Arthur Dwight volvió a ocupar su sillón, decidido a olvidar el problema por un momento, y contempló extasiado el resto de la estancia. Emitió un suspiro de placer por ese rincón de belleza y quietud que sosegaba el espíritu y del que él era el único y orgulloso creador. ¿Pero por qué razón no podía complacerse en aquel insignificante placer? Abrió los ojos bajo un ceño fruncido y los fijó en la puerta. Era una idea ridícula. Nadie más que él conocía los pensamientos que recorrían su mente y nadie, salvo él, iba a reprocharle que se complaciera en ellos. Sonrió aliviado: su cerebro resultaba tan inaccesible a nadie que no fuera él mismo, como lo era el despacho de un subdirector del MI5 para cualquiera que, caminando por Curzon Street, acertara a pasar bajo la ventana por la que ahora miraba hacia el exterior, donde la tormenta de nieve que venía azotando Londres desde hacía varios días pugnaba por acrecentar su intensidad.

Oyó el timbre del teléfono al otro lado de la puerta y a James Dakers contestar con voz competente. Miró la hora en el reloj de pared y supo que su asistente ya no pasaría la llamada. Tenía órdenes precisas de que, a partir de las cuatro, sólo una urgencia podía traspasar los hilos telefónicos que conectaban el receptor de James con el suyo. Sin embargo, aquella llamada le hizo recordar la de Tom y, como si un resorte se hubiera instalado en su inconsciente, el pensamiento le llevó a recostarse de nuevo en el sillón y repasar mentalmente la conversación que habían mantenido.
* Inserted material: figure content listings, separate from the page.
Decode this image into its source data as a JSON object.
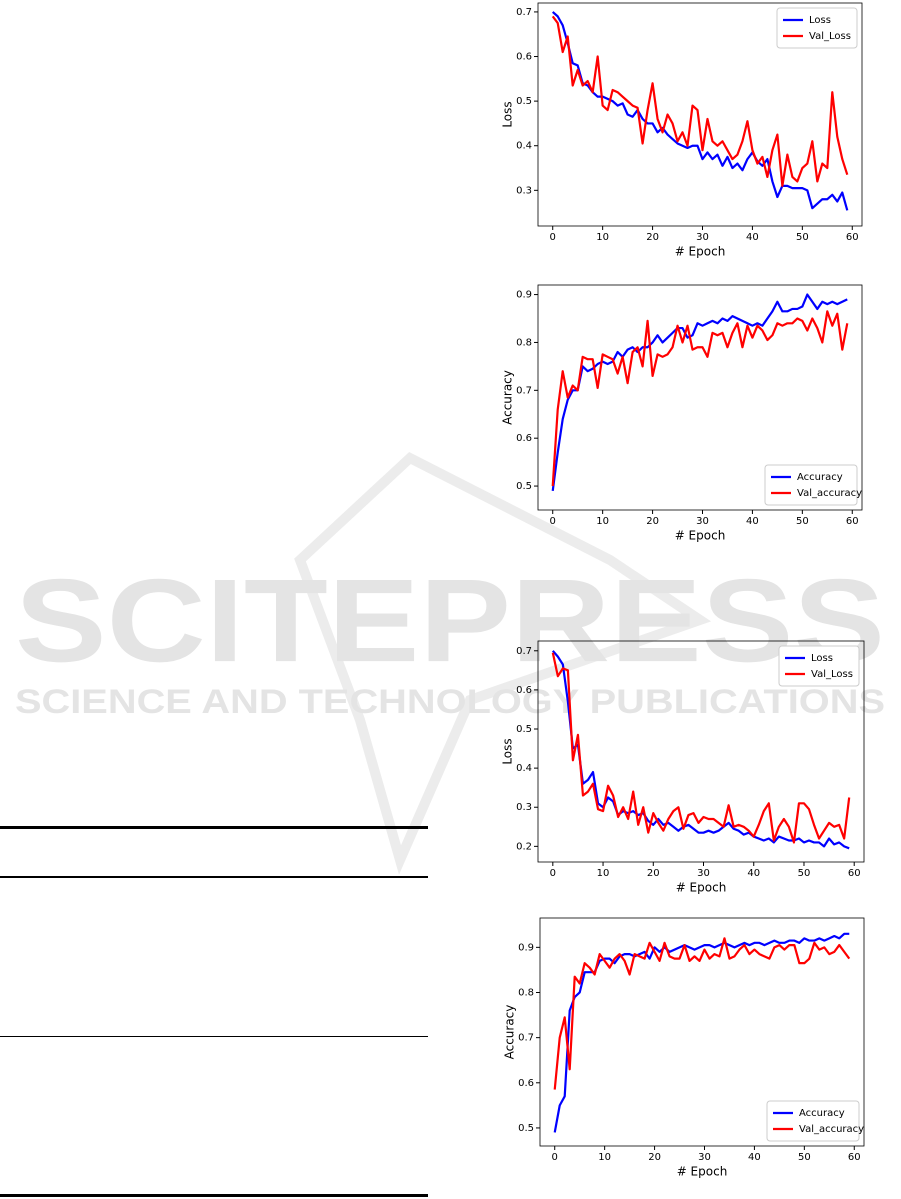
{
  "chart_data": [
    {
      "type": "line",
      "xlabel": "# Epoch",
      "ylabel": "Loss",
      "legend": "upper right",
      "xlim": [
        -2.95,
        61.95
      ],
      "xticks": [
        0,
        10,
        20,
        30,
        40,
        50,
        60
      ],
      "ylim": [
        0.22,
        0.72
      ],
      "yticks": [
        0.3,
        0.4,
        0.5,
        0.6,
        0.7
      ],
      "x": [
        0,
        1,
        2,
        3,
        4,
        5,
        6,
        7,
        8,
        9,
        10,
        11,
        12,
        13,
        14,
        15,
        16,
        17,
        18,
        19,
        20,
        21,
        22,
        23,
        24,
        25,
        26,
        27,
        28,
        29,
        30,
        31,
        32,
        33,
        34,
        35,
        36,
        37,
        38,
        39,
        40,
        41,
        42,
        43,
        44,
        45,
        46,
        47,
        48,
        49,
        50,
        51,
        52,
        53,
        54,
        55,
        56,
        57,
        58,
        59
      ],
      "series": [
        {
          "name": "Loss",
          "color": "#0000ff",
          "values": [
            0.7,
            0.69,
            0.67,
            0.63,
            0.585,
            0.58,
            0.54,
            0.535,
            0.52,
            0.51,
            0.51,
            0.505,
            0.5,
            0.49,
            0.495,
            0.47,
            0.465,
            0.48,
            0.46,
            0.45,
            0.45,
            0.43,
            0.44,
            0.425,
            0.415,
            0.405,
            0.4,
            0.395,
            0.4,
            0.4,
            0.37,
            0.385,
            0.37,
            0.38,
            0.355,
            0.375,
            0.35,
            0.36,
            0.345,
            0.37,
            0.385,
            0.365,
            0.355,
            0.37,
            0.32,
            0.285,
            0.31,
            0.31,
            0.305,
            0.305,
            0.305,
            0.3,
            0.26,
            0.27,
            0.28,
            0.28,
            0.29,
            0.275,
            0.295,
            0.255
          ]
        },
        {
          "name": "Val_Loss",
          "color": "#ff0000",
          "values": [
            0.69,
            0.675,
            0.61,
            0.645,
            0.535,
            0.57,
            0.535,
            0.545,
            0.52,
            0.6,
            0.49,
            0.48,
            0.525,
            0.52,
            0.51,
            0.5,
            0.49,
            0.485,
            0.405,
            0.48,
            0.54,
            0.46,
            0.43,
            0.47,
            0.45,
            0.41,
            0.43,
            0.4,
            0.49,
            0.48,
            0.39,
            0.46,
            0.41,
            0.4,
            0.41,
            0.39,
            0.37,
            0.38,
            0.41,
            0.455,
            0.39,
            0.36,
            0.375,
            0.33,
            0.39,
            0.425,
            0.31,
            0.38,
            0.33,
            0.32,
            0.35,
            0.36,
            0.41,
            0.32,
            0.36,
            0.35,
            0.52,
            0.42,
            0.37,
            0.335
          ]
        }
      ]
    },
    {
      "type": "line",
      "xlabel": "# Epoch",
      "ylabel": "Accuracy",
      "legend": "lower right",
      "xlim": [
        -2.95,
        61.95
      ],
      "xticks": [
        0,
        10,
        20,
        30,
        40,
        50,
        60
      ],
      "ylim": [
        0.45,
        0.92
      ],
      "yticks": [
        0.5,
        0.6,
        0.7,
        0.8,
        0.9
      ],
      "x": [
        0,
        1,
        2,
        3,
        4,
        5,
        6,
        7,
        8,
        9,
        10,
        11,
        12,
        13,
        14,
        15,
        16,
        17,
        18,
        19,
        20,
        21,
        22,
        23,
        24,
        25,
        26,
        27,
        28,
        29,
        30,
        31,
        32,
        33,
        34,
        35,
        36,
        37,
        38,
        39,
        40,
        41,
        42,
        43,
        44,
        45,
        46,
        47,
        48,
        49,
        50,
        51,
        52,
        53,
        54,
        55,
        56,
        57,
        58,
        59
      ],
      "series": [
        {
          "name": "Accuracy",
          "color": "#0000ff",
          "values": [
            0.49,
            0.57,
            0.64,
            0.68,
            0.7,
            0.7,
            0.75,
            0.74,
            0.745,
            0.755,
            0.76,
            0.755,
            0.76,
            0.78,
            0.77,
            0.785,
            0.79,
            0.78,
            0.79,
            0.79,
            0.8,
            0.815,
            0.8,
            0.81,
            0.82,
            0.83,
            0.83,
            0.81,
            0.815,
            0.84,
            0.835,
            0.84,
            0.845,
            0.84,
            0.85,
            0.845,
            0.855,
            0.85,
            0.845,
            0.84,
            0.835,
            0.84,
            0.835,
            0.85,
            0.865,
            0.885,
            0.865,
            0.865,
            0.87,
            0.87,
            0.875,
            0.9,
            0.885,
            0.87,
            0.885,
            0.88,
            0.885,
            0.88,
            0.885,
            0.89
          ]
        },
        {
          "name": "Val_accuracy",
          "color": "#ff0000",
          "values": [
            0.5,
            0.66,
            0.74,
            0.685,
            0.71,
            0.7,
            0.77,
            0.765,
            0.765,
            0.705,
            0.775,
            0.77,
            0.765,
            0.735,
            0.77,
            0.715,
            0.78,
            0.79,
            0.75,
            0.845,
            0.73,
            0.775,
            0.77,
            0.775,
            0.79,
            0.835,
            0.8,
            0.835,
            0.785,
            0.79,
            0.79,
            0.77,
            0.82,
            0.815,
            0.82,
            0.79,
            0.82,
            0.84,
            0.79,
            0.835,
            0.81,
            0.835,
            0.825,
            0.805,
            0.815,
            0.84,
            0.835,
            0.84,
            0.84,
            0.85,
            0.845,
            0.825,
            0.85,
            0.83,
            0.8,
            0.865,
            0.835,
            0.86,
            0.785,
            0.84
          ]
        }
      ]
    },
    {
      "type": "line",
      "xlabel": "# Epoch",
      "ylabel": "Loss",
      "legend": "upper right",
      "xlim": [
        -2.95,
        61.95
      ],
      "xticks": [
        0,
        10,
        20,
        30,
        40,
        50,
        60
      ],
      "ylim": [
        0.16,
        0.725
      ],
      "yticks": [
        0.2,
        0.3,
        0.4,
        0.5,
        0.6,
        0.7
      ],
      "x": [
        0,
        1,
        2,
        3,
        4,
        5,
        6,
        7,
        8,
        9,
        10,
        11,
        12,
        13,
        14,
        15,
        16,
        17,
        18,
        19,
        20,
        21,
        22,
        23,
        24,
        25,
        26,
        27,
        28,
        29,
        30,
        31,
        32,
        33,
        34,
        35,
        36,
        37,
        38,
        39,
        40,
        41,
        42,
        43,
        44,
        45,
        46,
        47,
        48,
        49,
        50,
        51,
        52,
        53,
        54,
        55,
        56,
        57,
        58,
        59
      ],
      "series": [
        {
          "name": "Loss",
          "color": "#0000ff",
          "values": [
            0.7,
            0.685,
            0.665,
            0.57,
            0.45,
            0.46,
            0.36,
            0.37,
            0.39,
            0.31,
            0.3,
            0.325,
            0.315,
            0.28,
            0.29,
            0.285,
            0.29,
            0.28,
            0.285,
            0.265,
            0.255,
            0.27,
            0.255,
            0.26,
            0.25,
            0.24,
            0.25,
            0.255,
            0.245,
            0.235,
            0.235,
            0.24,
            0.235,
            0.24,
            0.25,
            0.26,
            0.245,
            0.24,
            0.23,
            0.235,
            0.225,
            0.22,
            0.215,
            0.22,
            0.21,
            0.225,
            0.22,
            0.215,
            0.215,
            0.22,
            0.21,
            0.215,
            0.21,
            0.21,
            0.2,
            0.22,
            0.205,
            0.21,
            0.2,
            0.195
          ]
        },
        {
          "name": "Val_Loss",
          "color": "#ff0000",
          "values": [
            0.695,
            0.635,
            0.655,
            0.65,
            0.42,
            0.485,
            0.33,
            0.34,
            0.36,
            0.295,
            0.29,
            0.355,
            0.33,
            0.275,
            0.3,
            0.27,
            0.34,
            0.255,
            0.3,
            0.235,
            0.285,
            0.26,
            0.24,
            0.27,
            0.29,
            0.3,
            0.245,
            0.28,
            0.285,
            0.26,
            0.275,
            0.27,
            0.27,
            0.26,
            0.25,
            0.305,
            0.25,
            0.255,
            0.25,
            0.24,
            0.225,
            0.255,
            0.29,
            0.31,
            0.215,
            0.25,
            0.27,
            0.25,
            0.21,
            0.31,
            0.31,
            0.295,
            0.255,
            0.22,
            0.24,
            0.26,
            0.25,
            0.255,
            0.22,
            0.325
          ]
        }
      ]
    },
    {
      "type": "line",
      "xlabel": "# Epoch",
      "ylabel": "Accuracy",
      "legend": "lower right",
      "xlim": [
        -2.95,
        61.95
      ],
      "xticks": [
        0,
        10,
        20,
        30,
        40,
        50,
        60
      ],
      "ylim": [
        0.46,
        0.965
      ],
      "yticks": [
        0.5,
        0.6,
        0.7,
        0.8,
        0.9
      ],
      "x": [
        0,
        1,
        2,
        3,
        4,
        5,
        6,
        7,
        8,
        9,
        10,
        11,
        12,
        13,
        14,
        15,
        16,
        17,
        18,
        19,
        20,
        21,
        22,
        23,
        24,
        25,
        26,
        27,
        28,
        29,
        30,
        31,
        32,
        33,
        34,
        35,
        36,
        37,
        38,
        39,
        40,
        41,
        42,
        43,
        44,
        45,
        46,
        47,
        48,
        49,
        50,
        51,
        52,
        53,
        54,
        55,
        56,
        57,
        58,
        59
      ],
      "series": [
        {
          "name": "Accuracy",
          "color": "#0000ff",
          "values": [
            0.49,
            0.55,
            0.57,
            0.76,
            0.79,
            0.8,
            0.845,
            0.845,
            0.845,
            0.87,
            0.875,
            0.875,
            0.865,
            0.88,
            0.885,
            0.885,
            0.88,
            0.885,
            0.89,
            0.875,
            0.9,
            0.89,
            0.9,
            0.89,
            0.895,
            0.9,
            0.905,
            0.9,
            0.895,
            0.9,
            0.905,
            0.905,
            0.9,
            0.905,
            0.91,
            0.905,
            0.9,
            0.905,
            0.91,
            0.905,
            0.91,
            0.91,
            0.905,
            0.91,
            0.915,
            0.91,
            0.91,
            0.915,
            0.915,
            0.91,
            0.92,
            0.915,
            0.915,
            0.92,
            0.915,
            0.92,
            0.925,
            0.92,
            0.93,
            0.93
          ]
        },
        {
          "name": "Val_accuracy",
          "color": "#ff0000",
          "values": [
            0.585,
            0.7,
            0.745,
            0.63,
            0.835,
            0.82,
            0.865,
            0.855,
            0.84,
            0.885,
            0.87,
            0.855,
            0.875,
            0.885,
            0.87,
            0.84,
            0.885,
            0.88,
            0.875,
            0.91,
            0.89,
            0.87,
            0.91,
            0.88,
            0.875,
            0.875,
            0.905,
            0.87,
            0.88,
            0.87,
            0.895,
            0.875,
            0.885,
            0.88,
            0.92,
            0.875,
            0.88,
            0.895,
            0.905,
            0.885,
            0.895,
            0.885,
            0.88,
            0.875,
            0.9,
            0.905,
            0.895,
            0.905,
            0.905,
            0.865,
            0.865,
            0.875,
            0.91,
            0.895,
            0.9,
            0.885,
            0.89,
            0.905,
            0.89,
            0.875
          ]
        }
      ]
    }
  ],
  "watermark": {
    "title": "SCITEPRESS",
    "subtitle": "SCIENCE AND TECHNOLOGY PUBLICATIONS"
  }
}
El colofón de esa llamada era obvio: Lord Thomas Craddock santificaba la amistad y la honraba con una confianza inquebrantable. Había acudido a él como último recurso, y Arthur Dwight no lo había dudado: estaba dispuesto a ofrecerle su auxilio sin cortapisas, aunque para ello tuviera que burlar esa fe inquebrantable de Tom. Algunas razones no podían ser compartidas ni con el más viejo y fiel amigo. Por ello, no había puesto ninguna condición a la cita que habían fijado para aquella misma tarde. Dwight entendió que Tom no quisiera darle detalles por teléfono y no se había molestado en insistir. Una sonrisa se dibujó en el rostro del subdirector: sabía lo que había ocurrido y sabía que era él, Arthur Dwight, quien debía tomar las riendas. Era esencial que así lo hiciera si quería resolver un imprevisto cuyas consecuencias escapaban a sus planes.

Consultó el reloj y comprobó que aún disponía de unos minutos antes de ponerse en marcha para acudir a la cita. Lo que Tom ignoraba era que no estarían solos. Suspiró y volvió a cerrar los ojos. Dos eran los asuntos de los que debía ocuparse. Uno, confiaba en que prontamente resuelto, reposaría en breve dentro del cajón de su escritorio; el otro exigiría grandes dosis de sutileza y toda su astucia, pero estaba seguro de poder lograrlo.

La misma tarde en que Arthur Dwight citó a Thomas Craddock en el Savoy, el plan ya estaba trazado.